The patient returns the next day with the same complaint. The dentist removes the abutments, puts in some short, healing abutments, and modifies the temporary partial that the patient wore during the healing period. Symptoms are much better with just a little of the discomfort remaining, but she can live with it. What's the diagnosis? More importantly, what do you do next?
The answer to this question may fall into an area that we were never taught about in dental school and one that isn't often recognized in traditional dentistry or medicine. The answer may be an interference with the cranial rhythm.
What is a cranial rhythm? The cranial rhythm is identified in two disciplines: cranial osteopathy and chiropractic. Each of the cranial bones of the skull articulate with each other at the cranial sutures. And contrary to what we may have been taught, the sutures do not completely fuse in adulthood. Remember when you studied the cranial bones? They could be studied as individual bones, complete with jagged and irregular suture lines.
So if the cranial bones are not fused, there must be a purpose for their independence. That purpose is all tied in to a concept called "cranial rhythm" and the "cranio-sacral pump." As you know, our central nervous system is bathed in cerebrospinal fluid. But the cerebrospinal fluid just doesn't sit there. It needs a pumping mechanism to keep it flowing. That pumping mechanism is created by the rhythmic contraction of the cranial bones at the top and the sacrum at the bottom. The rhythmic motion of these two terminals is called the cranio-sacral pump. The rhythm is estimated to be about four cycles per minute.
Now here's the problem. When we have a fixed dental restoration that crosses the midline, the restoration has the potential to impede the flexion of the mid-palatal suture, which, in turn, impedes the flexion of the other cranial bones, disturbing the cranial rhythm. This can be reflected as headaches and as a squeezing feeling in the upper anterior sextant. It can happen not only with implants, but also with natural teeth. Most patients may never feel this, but for some, it can be a nightmare. And, of course, it is even worse when the patient is told that it's all in his or her head. In fact, it is in their head as a iatrogenic impedance of the cranial rhythm.
What do you do when you see this?
- Believe your patient. Don't write symptoms off as psychosomatic or worse.
- Remove the fixed bridge.
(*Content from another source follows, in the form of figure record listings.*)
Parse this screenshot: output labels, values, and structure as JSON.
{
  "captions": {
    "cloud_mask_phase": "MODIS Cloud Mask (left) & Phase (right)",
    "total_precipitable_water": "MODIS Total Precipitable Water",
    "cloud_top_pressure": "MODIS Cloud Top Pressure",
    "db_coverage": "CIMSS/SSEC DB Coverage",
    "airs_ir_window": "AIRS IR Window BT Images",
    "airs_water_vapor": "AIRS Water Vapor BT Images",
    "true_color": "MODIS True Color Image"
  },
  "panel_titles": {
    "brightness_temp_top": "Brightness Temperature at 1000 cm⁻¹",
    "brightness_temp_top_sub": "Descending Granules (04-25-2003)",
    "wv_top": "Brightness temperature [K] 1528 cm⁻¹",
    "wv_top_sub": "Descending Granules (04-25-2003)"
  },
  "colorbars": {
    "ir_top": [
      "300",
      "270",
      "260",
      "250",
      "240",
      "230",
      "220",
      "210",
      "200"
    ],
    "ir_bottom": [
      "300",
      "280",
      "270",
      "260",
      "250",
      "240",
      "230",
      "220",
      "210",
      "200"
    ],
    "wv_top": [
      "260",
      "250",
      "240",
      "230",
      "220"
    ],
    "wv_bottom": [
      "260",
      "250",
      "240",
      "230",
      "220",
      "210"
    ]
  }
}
This is a reason to use temporary cement rather than permanent cement.
- If the patient gets relief with the bridge off, refer to a cranial chiropractor or cranial osteopath in your community. Keep the patient in a removable prosthesis during this time.
- Once the patient has achieved complete relief, the prosthesis may then need to be revised so that it doesn't cross the midline. A semiprecision attachment that allows for mid-palatal suture movement may be an answer. Another answer may be a new prosthesis with more abutments so that the two prostheses don’t have to cross the midline.
It is the patient’s viewpoint that is paramount. The patient will tell you the answer. All we have to do is observe, ask, and listen.